Figure 2Progression of primary prostate adenocarcinoma to NEPC and EMT-navigated metastatic prostate cancer follows diverse differentiation spectra. Normal epithelial cells may undergo EMT via loss of basoapical polarity and creating a more irregularly shaped, mesenchymal phenotype. Tumor epithelial cells may, upon detaching from the ECM, also transdifferentiate to NEPC as a cellular response to ADT. Another pathway to the neuroendocrine phenotype is differentiation of cell with stem cell-like properties.
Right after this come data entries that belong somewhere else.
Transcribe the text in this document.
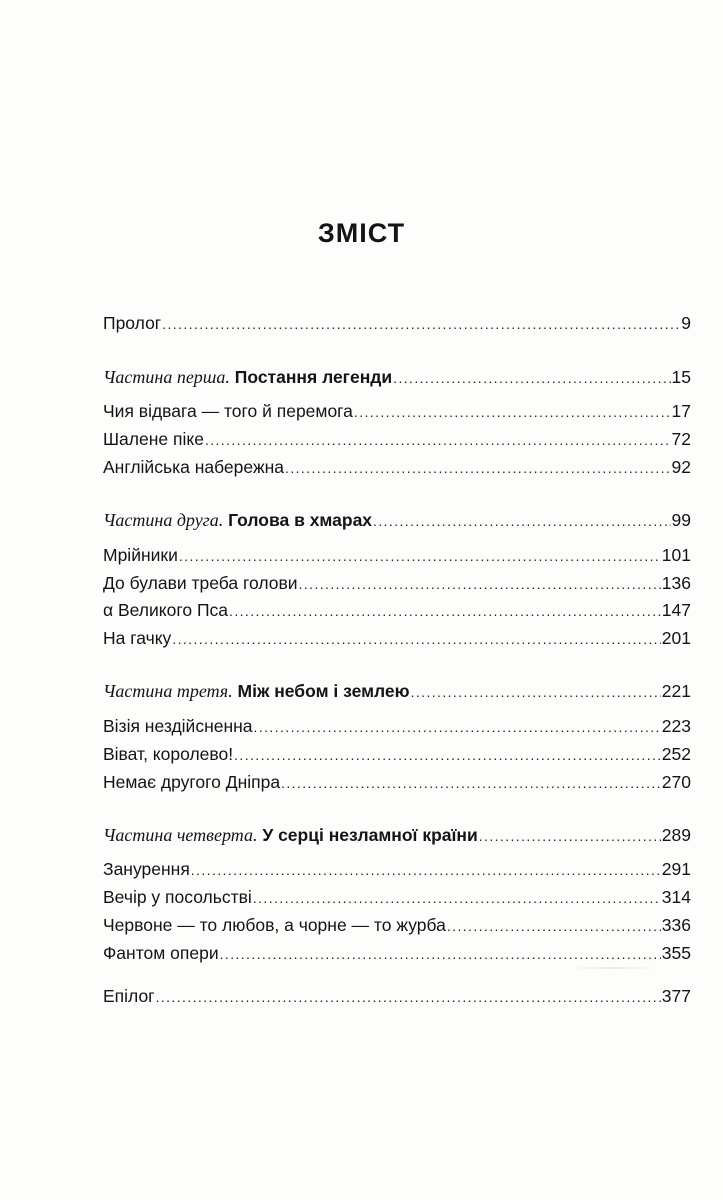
ЗМІСТ
Пролог .....	9
Частина перша. Постання легенди .....	15
Чия відвага — того й перемога .....	17
Шалене піке .....	72
Англійська набережна .....	92
Частина друга. Голова в хмарах .....	99
Мрійники .....	101
До булави треба голови .....	136
α Великого Пса .....	147
На гачку .....	201
Частина третя. Між небом і землею .....	221
Візія нездійсненна .....	223
Віват, королево! .....	252
Немає другого Дніпра .....	270
Частина четверта. У серці незламної країни .....	289
Занурення .....	291
Вечір у посольстві .....	314
Червоне — то любов, а чорне — то журба .....	336
Фантом опери .....	355
Епілог .....	377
In addition to the separate lineages, a potential connection and spectrum of differentiation between the two phenotypes within the microenvironment may have significant functional consequences on prostate tumor progression. ADT, androgen deprivation therapy; ECM, extracellular matrix; EMT, epithelial–mesenchymal transition; NEPC, neuroendocrine-prostate cancer; PSA, prostate-specific antigen; AR, androgen receptor; MEK, mitogen-activated protein kinase; AURKA, aurora kinase A; CRPC, castration-resistant prostate cancer.